Holidays & Festivals
Italy:
Carnevale: January 17 to Ash Wednesday
Carnevale always begins on January 17 and continues until Ash Wednesday. The ceremonies of the last three days of the carnival are the gayest, especially those of Martedi Grasso, or Shrove Tuesday. Throughout Italy the occasion is celebrated with colorful pageants, masquerades, dancing, music and all kinds of merrymaking.
La Vigilia Dell’Epifania (Epiphany Eve): January 5
Children receive gifts at Epiphany, in memory of the presents the Wise Men offered the Christ Child; but, unlike the tradition in Spain and some other countries, it is not the Magi who bring the gifts, but la Befana, the little old fairy witch woman. The name befana is probably a popular corruption of Epifania, or Epiphany, the feast that commemorates the visit of the Three Kings to the manger.
Capo D’Anno (New Year’s Day): January 1
New Year’s Day is celebrated with services in the churches, parties, visits and all kinds of festivities. Children receive strenna, or monetary gifts, from their parents, while friends and relatives send each other flowers and bunches of mistletoe. Since early times, Italians have attributed to mistletoe such miraculous properties as healing sickness, curing sterility in women and animals, and quenching fire. Today, a piece of mistletoe is hung over the door to “bring luck” to the entire household.
Naples:
Feast of San Gennaro
Sorrento:
Sorrento Summer of Music: July to September
The “Sorrento Summer of Music” Festival takes place every year in the cloisters of the monastery of Saint Francis in Sorrento, and its honorary President is the famous cellist Uto Ughi. Against the attractive backdrop of the Saint Francis cloisters, great names from the international music scene perform alongside emerging talent throughout the summer. There is plenty of classical music and chamber music, but there is also jazz and other genres.

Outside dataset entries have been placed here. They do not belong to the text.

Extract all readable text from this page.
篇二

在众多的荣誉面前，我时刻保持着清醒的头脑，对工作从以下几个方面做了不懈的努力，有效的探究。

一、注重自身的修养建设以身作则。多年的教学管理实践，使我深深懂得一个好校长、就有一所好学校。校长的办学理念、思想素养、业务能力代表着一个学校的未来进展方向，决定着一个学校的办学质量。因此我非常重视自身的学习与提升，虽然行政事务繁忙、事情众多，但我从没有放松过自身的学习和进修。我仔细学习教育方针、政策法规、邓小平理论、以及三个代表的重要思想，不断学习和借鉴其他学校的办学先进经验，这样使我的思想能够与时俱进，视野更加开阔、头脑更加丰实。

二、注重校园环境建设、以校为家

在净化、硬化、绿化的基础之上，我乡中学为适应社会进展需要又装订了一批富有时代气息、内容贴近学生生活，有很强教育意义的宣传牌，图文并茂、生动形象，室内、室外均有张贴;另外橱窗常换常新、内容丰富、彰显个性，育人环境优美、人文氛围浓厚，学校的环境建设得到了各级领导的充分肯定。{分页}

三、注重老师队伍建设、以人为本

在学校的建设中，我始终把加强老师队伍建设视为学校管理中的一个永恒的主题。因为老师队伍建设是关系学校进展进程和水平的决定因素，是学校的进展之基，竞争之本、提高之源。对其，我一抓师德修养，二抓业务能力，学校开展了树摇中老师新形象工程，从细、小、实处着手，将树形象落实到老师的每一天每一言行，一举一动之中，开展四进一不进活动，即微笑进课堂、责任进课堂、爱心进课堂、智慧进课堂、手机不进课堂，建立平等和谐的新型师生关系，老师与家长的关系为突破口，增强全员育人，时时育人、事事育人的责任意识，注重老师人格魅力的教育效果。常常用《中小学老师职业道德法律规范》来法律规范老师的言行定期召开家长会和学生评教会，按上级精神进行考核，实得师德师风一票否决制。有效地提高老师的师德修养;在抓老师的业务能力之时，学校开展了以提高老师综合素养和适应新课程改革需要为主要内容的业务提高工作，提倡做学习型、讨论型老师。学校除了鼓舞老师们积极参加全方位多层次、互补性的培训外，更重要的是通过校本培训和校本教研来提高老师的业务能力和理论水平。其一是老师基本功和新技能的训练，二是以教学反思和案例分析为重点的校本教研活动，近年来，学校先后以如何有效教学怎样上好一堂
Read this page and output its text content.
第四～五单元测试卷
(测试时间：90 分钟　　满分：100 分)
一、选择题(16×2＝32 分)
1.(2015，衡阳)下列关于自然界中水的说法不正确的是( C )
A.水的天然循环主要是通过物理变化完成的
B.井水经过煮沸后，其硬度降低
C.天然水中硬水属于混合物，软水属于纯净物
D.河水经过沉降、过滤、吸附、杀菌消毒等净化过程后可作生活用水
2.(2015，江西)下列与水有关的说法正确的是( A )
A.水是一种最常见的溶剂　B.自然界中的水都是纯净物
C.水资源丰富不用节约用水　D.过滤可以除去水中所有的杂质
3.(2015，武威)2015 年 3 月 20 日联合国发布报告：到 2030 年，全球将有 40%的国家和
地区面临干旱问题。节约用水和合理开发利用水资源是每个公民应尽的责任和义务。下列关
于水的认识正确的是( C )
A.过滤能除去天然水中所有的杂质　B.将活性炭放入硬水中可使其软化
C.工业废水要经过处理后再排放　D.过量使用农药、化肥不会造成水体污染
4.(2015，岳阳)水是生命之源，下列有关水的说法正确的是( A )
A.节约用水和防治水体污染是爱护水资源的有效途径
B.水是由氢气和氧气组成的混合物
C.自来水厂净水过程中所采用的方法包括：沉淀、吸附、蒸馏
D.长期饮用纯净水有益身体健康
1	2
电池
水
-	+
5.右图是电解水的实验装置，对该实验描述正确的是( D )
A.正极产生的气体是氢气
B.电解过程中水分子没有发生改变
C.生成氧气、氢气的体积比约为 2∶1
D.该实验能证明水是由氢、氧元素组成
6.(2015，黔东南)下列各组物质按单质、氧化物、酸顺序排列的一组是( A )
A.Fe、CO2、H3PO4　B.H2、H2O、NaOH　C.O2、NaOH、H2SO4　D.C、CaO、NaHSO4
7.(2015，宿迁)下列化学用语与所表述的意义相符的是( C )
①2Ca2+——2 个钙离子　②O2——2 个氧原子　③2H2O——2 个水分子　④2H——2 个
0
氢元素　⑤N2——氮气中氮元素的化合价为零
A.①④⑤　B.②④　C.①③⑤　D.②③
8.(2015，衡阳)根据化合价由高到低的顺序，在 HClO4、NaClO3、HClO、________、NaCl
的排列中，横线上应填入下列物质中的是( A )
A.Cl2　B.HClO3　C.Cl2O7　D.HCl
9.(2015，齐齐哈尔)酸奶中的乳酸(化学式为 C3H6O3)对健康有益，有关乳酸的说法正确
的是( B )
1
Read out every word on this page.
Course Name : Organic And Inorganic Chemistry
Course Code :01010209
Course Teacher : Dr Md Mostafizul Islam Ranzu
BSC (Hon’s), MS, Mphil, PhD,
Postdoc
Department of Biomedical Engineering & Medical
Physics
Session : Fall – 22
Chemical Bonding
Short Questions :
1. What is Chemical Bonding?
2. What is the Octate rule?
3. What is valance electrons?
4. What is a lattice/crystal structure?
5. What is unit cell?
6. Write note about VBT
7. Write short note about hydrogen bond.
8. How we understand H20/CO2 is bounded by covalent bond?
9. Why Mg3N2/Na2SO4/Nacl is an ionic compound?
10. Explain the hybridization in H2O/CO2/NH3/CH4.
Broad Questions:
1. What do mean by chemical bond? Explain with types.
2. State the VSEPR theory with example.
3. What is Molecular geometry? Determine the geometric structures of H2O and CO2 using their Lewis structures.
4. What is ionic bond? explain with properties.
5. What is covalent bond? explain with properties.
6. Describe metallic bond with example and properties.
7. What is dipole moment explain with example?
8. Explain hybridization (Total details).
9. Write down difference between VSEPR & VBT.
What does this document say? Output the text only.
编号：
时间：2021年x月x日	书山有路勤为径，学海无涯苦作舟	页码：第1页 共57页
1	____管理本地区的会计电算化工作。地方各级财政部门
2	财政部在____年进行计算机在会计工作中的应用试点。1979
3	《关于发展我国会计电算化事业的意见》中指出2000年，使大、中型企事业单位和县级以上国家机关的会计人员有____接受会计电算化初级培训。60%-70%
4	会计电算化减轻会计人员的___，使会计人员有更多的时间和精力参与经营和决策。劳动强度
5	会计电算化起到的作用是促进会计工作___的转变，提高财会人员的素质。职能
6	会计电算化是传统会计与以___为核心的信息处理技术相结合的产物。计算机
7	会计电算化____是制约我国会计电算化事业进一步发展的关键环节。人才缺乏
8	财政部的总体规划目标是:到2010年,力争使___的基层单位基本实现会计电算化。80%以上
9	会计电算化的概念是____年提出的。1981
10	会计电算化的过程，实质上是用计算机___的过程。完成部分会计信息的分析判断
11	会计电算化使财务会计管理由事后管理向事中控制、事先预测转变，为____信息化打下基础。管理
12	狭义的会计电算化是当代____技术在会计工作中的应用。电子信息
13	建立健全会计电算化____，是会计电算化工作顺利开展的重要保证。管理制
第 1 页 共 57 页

Incontri Internazionali del Cinema di Sorrento: December
Sorrento’s International Film Festival first began in 1963, and every year awards are presented to the best of Italian and foreign features and shorts.
Amalfi:
Festa di Sant’Andrea: One of, if not the most important, religious events celebrated in Amalfi is the Festa di Sant’Andrea, translated as the Feast of St. Andrew. Sant’Andrea, considered as the Patron Saint of Amalfi, is honored through two separate celebrations. The first takes place on his birthday on November 30; a statue of the saint is carried around the city in a solemn procession. The second is on June 27, when the city remembers how Sant’Andrea saved it from the clutches of the evil pirate Barbarossa. Unlike his more somber birthday celebration, this festival commemorates Sant’Andrea’s miraculous acts by bringing a statue to the sea where fireworks and music await him and his staunch devotees.